I believe you on that. There’s realistically nothing foreign that can tangle with them. They could address threats at speeds and distances that super hornets could only dream of.
And that bombing capability was something else. They have had a fantasy that one airframe can do everything a carrier needs.
The truth is, a carrier air wing has but a shadow of the air-to-air and strike capability it did before they improved everything for the sake of procurement officer careers.
The dirty secret of stealth is that SAMs will get them again very soon. They have always been able to “see” them, tut computing power wasn’t there to make sense of it. NOw computers can notice and analyze the “hole” in the sky where the stealth is, and target it.
Stealths were never truly invisible.
As computer power expands at an exponential rate, the SAMs will be back in the drivers seat again. And we will be married to a bunch of retarded F-35s that paid a huge penalty for their stealth that was stealthy in 2011, but not so much anymore in 2019.
And then they will scrap the F-35s and build some new design!
Thanks DogByte6RER.
For some reason a Twinkie comes to mind.....
bttt
when the f-14 shut down after flight, you had to roll out the 55 gallon drums on wheels to catch the leaking hydraulic fluid... when those seals shrunk, it left behind a helluva mess..
The real driver behind the retirement decision was the A-6's tailhook box. The max number of arrested landings was 2500. There was no economical way to replace the tailhook box without replacing the entire empannage. In addition, the A-6 was 1960's technology regarding survivability. The aircraft needed self sealing wing fuel tanks, a Halon firefighting system, improved ECM and DECM equipment to name a few upgrades to make it combat worthy.
At the same time, the F/A-18 was coming on line and DOD and the Navy mistakenly thought it could replace both the A-6 and the F-14. It hasn't.
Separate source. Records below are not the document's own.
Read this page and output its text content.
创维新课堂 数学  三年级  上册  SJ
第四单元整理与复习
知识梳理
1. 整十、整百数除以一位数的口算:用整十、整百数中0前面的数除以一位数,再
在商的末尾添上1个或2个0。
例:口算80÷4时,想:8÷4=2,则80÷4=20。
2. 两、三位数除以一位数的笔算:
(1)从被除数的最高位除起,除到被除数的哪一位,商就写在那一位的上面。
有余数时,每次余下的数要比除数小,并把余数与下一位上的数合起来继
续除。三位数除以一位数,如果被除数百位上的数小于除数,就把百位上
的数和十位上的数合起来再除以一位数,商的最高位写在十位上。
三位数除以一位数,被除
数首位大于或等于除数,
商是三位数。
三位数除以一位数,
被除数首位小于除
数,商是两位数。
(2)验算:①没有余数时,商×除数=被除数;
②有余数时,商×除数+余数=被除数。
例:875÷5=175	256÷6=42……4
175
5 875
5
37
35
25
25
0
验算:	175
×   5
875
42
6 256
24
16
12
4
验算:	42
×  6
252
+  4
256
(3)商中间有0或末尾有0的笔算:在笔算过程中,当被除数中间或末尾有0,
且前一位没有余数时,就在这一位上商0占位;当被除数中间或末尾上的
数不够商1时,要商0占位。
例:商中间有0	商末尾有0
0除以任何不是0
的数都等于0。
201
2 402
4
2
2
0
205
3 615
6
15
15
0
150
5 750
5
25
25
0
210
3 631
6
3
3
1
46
Although a capable platform, the F/A-18 still hasn't the "legs" or the munitions carrying capability of either of the aircraft it replaced.
Now, we are faced with the F-35, a further degradation of an ability to defend the CVBGs.
We used to joke about how Grumman built aircraft..."you take a block of iron and cut away everything that isn't an A-6". Sad to se that legacy go away.
Ahhh..Pave Blue
Hi null and void, please take me off this ping list. I am trying to reduce to the number messages I get at the moment. Thank you.
Done!
Good point.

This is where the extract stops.